Martes, 28 de noviembre de 2006 | Hoy
Por Gustavo Boschetti *
Primero. Dos columnas de yeso eran la base de sendas macetas, ahora sojuzgadas en el piso. Los cúmulos de tierra forman un extraño amasijo con los vidrios, restos de un ventanal que ya no existe. Los cortinados blancos flamean hacia el interior del living como trapos de una rendición tardía, vana a esta altura de la noche. Adentro, todo es incertidumbre oscura.
Segundo. Es un ladrido lo que me hace alzar la vista nuevamente. Allí veo al labrador negro, habitualmente sereno y soñoliento, vuelto ahora una mancha que se coagula en la oscuridad y ladra desesperado a las sombras oscilantes de los árboles. Me pregunto si habrá resultado herido, no teniendo donde guarecerse.
Está aterrado por la explosión de cristales y por el viento que a todos, una hora después nos sigue ensordeciendo. Camina de a un lado a otro por las baldosas blancas, todavía mojadas, regadas de vidrios rotos y trozos de ramas. Va y viene. El amo todavía no ha llegado, no ha llegado, no ha llegado. Y en su gran cabezota negra brillan dos ojos suplicantes, abiertos como anillos de plata.
Tercero. Al menos, una luz encendida. La lámpara sobrevivió de milagro y ahora se bambolea sobre la cabeza de una mujer con escoba. Una mujer con pañuelo y escoba que tiene los hombros vencidos y el rostro sombrío; una mujer derrotada que recoge despojos del suelo con el espíritu astillado. Y, detrás de ella, un hombre que puja por afirmar dos grandes plásticos al marco de la ventana. De lo que fuera, alguna vez, la ventana.

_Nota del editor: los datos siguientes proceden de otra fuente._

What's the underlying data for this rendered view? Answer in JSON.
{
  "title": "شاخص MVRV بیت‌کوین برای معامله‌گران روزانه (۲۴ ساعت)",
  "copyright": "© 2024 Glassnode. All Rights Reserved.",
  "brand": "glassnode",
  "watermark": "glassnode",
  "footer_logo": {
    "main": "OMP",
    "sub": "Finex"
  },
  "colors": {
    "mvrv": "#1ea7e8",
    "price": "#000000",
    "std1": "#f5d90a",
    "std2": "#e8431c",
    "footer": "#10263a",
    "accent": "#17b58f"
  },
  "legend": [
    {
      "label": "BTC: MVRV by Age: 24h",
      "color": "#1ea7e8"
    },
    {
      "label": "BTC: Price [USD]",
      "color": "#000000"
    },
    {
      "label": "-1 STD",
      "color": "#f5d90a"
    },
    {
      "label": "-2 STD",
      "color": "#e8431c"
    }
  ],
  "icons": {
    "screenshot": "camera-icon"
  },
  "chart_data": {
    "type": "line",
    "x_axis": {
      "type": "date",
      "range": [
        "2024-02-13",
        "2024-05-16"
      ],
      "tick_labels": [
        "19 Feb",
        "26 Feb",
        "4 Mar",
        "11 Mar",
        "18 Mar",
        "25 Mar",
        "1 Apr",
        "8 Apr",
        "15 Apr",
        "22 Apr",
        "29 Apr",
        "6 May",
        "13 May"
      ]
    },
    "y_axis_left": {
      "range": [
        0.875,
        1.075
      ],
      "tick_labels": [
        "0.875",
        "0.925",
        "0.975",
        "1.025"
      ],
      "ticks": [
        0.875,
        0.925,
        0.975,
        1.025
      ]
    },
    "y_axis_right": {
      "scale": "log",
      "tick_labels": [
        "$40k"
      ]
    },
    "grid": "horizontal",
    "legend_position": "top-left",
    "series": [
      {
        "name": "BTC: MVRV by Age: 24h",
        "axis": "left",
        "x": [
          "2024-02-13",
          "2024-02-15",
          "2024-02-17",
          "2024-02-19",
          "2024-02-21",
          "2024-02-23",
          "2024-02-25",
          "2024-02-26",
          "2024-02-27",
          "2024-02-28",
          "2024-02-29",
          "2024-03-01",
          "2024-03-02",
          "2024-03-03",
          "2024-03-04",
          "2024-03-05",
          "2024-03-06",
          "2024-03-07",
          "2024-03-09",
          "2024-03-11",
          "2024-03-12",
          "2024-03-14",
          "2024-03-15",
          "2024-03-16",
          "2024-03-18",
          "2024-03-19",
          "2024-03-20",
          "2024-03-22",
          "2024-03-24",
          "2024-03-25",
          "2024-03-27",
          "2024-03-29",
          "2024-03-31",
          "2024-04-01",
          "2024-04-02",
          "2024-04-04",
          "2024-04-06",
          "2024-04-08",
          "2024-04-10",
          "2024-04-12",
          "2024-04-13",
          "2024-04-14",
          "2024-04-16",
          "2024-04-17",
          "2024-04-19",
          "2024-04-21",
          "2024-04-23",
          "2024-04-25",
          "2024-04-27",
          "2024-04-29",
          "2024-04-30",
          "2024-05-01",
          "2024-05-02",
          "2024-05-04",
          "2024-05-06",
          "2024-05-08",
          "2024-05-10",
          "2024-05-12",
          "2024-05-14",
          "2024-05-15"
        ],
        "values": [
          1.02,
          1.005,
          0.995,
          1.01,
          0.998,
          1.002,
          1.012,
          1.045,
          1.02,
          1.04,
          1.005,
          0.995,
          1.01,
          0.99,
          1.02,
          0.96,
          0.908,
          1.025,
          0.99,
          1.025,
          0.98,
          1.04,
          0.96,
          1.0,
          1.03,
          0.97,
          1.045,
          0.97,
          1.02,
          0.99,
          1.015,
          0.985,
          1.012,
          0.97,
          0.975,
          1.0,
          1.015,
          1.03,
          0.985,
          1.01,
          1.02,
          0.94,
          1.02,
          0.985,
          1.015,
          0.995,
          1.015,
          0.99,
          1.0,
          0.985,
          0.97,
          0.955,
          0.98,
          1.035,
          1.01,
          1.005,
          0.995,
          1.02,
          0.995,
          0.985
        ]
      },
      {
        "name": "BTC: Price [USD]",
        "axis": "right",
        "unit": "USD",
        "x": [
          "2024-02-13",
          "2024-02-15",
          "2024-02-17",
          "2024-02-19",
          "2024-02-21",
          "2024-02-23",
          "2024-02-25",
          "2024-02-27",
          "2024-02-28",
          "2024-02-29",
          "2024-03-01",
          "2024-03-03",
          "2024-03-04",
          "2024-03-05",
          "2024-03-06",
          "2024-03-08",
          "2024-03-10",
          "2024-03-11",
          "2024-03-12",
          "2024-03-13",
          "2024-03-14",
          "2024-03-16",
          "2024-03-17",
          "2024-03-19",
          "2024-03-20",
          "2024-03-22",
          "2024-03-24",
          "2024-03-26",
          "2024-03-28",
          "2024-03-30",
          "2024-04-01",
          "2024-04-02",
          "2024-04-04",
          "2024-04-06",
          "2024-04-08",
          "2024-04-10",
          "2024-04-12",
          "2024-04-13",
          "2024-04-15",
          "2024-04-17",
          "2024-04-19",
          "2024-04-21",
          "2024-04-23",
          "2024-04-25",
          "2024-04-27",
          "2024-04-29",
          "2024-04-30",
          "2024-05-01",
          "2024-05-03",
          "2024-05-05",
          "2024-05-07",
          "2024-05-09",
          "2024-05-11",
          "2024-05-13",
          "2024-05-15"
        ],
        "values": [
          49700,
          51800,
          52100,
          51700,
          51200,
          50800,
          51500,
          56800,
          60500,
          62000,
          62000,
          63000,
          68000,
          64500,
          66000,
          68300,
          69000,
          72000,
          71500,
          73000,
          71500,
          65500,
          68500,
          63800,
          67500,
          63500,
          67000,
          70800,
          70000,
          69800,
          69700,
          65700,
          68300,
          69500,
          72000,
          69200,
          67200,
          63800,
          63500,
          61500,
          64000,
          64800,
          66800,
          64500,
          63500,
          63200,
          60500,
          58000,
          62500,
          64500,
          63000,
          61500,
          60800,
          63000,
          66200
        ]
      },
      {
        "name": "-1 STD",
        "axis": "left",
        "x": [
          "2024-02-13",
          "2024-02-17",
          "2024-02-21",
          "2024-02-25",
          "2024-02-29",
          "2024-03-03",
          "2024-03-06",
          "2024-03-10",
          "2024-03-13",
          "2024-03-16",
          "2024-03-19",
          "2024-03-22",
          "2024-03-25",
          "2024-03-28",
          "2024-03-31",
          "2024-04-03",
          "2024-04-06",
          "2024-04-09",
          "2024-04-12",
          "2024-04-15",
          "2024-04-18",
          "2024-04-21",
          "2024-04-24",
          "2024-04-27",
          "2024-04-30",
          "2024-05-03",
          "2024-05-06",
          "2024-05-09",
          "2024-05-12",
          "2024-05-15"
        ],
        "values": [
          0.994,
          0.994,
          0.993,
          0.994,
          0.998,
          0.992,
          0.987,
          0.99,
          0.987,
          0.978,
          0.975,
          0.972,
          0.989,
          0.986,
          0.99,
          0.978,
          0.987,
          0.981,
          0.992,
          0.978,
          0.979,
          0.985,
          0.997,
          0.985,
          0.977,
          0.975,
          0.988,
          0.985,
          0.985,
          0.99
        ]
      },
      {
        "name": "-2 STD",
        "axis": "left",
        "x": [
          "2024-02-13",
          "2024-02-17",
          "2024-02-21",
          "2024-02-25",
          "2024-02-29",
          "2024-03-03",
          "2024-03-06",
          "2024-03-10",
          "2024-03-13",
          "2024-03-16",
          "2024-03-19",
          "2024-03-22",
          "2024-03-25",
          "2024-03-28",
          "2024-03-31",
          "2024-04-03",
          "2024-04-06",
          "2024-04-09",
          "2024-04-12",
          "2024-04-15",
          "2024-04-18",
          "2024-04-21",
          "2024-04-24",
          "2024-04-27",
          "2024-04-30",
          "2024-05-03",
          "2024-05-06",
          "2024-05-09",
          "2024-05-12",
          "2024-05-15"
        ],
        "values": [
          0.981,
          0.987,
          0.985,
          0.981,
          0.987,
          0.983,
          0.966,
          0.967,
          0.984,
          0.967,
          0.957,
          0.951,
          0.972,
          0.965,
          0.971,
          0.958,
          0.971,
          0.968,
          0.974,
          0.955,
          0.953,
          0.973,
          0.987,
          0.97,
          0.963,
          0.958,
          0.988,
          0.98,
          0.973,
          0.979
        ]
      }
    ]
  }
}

Cuarto. Una muchacha inclina el torso hacia la calle para observar el paso de una ambulancia. Las luces del vehículo trepan la confusa penumbra de la noche y le pintan la cara de rojo. Vuelve la vista al interior, a mirar una vez más el cristal hecho pedazos, y la cortina de esterilla colgando por uno de sus extremos. Una mujer le habla desde adentro, mientras deja caer con fastidio un trapo dentro de un balde. Supongo que es su madre. La muchacha vuelve al interior, esquivando los grandes charcos de agua y cargando un montón de ropa que resultó esparcida por el piso.
Quinto. Ahora es un hombre el que se asoma y señala con su dedo índice hacia abajo. Habla con otro hombre y le escucho decir las palabras "auto", "parabrisas", "destruido". Ahora se asoma una mujer, también escoba en mano. Son tres siluetas recortadas contra un fondo luminoso, mirando la calle a oscuras, testigos de un viento que suena como un réquiem. Detrás de ellos, más vestigios de la tormenta en una bicicleta volteada y varias plantas de tallos cimbrados.
El espectáculo de cada piso me llega como un film, como píxeles en esa gran pantalla que es mi propia ventana. Una simple cuestión de orientación geográfica ha querido que lo ocurrido al otro lado de la calle, casi no me afectara. No creo, en este instante, que lo absurdo sea la destrucción propagada, ni el tamaño de las piedras que hirieron a una ciudad en cueros, ni los gritos, ni el pánico, ni las centenas que abarrotan hospitales. Lo absurdo es que yo pueda observar todo aquello con la pasividad pasmosa, pero pasividad al fin de quien mira un canal de noticias mientras devora un chocolate.
El futuro son cristales sicarios que se desprenden de las ventanas y caen a la vida urbana, para dejar luego el lamento en boca de un viento que no cesa.
Se hablará, lo sé, de tantos muertos, de tantos millones en pérdidas, de tantos usuarios sin luz. El horror será estadísticamente citado. En Buenos Aires, en Córdoba, en Mendoza, se hablará de granizo. Los medios hablarán de granizo. Quizás lo ocurrido tenga un porte demasiado atroz para lo poco que puede contener esa palabra. Arriesguemos, en todo caso, la hipóesis de un "castigo divino", o la afirmación, quizás más sostenible, de las resultas del encono del hombre para con la tierra.
Pero no, "granizo" no.
Cito a Beauvoir: "Hay cosas que no pueden hablarse, ni escribirse. Uno las vive. Eso es todo". A este lado de la ventana, un hombre que mira. Al otro lado, lo intransferible.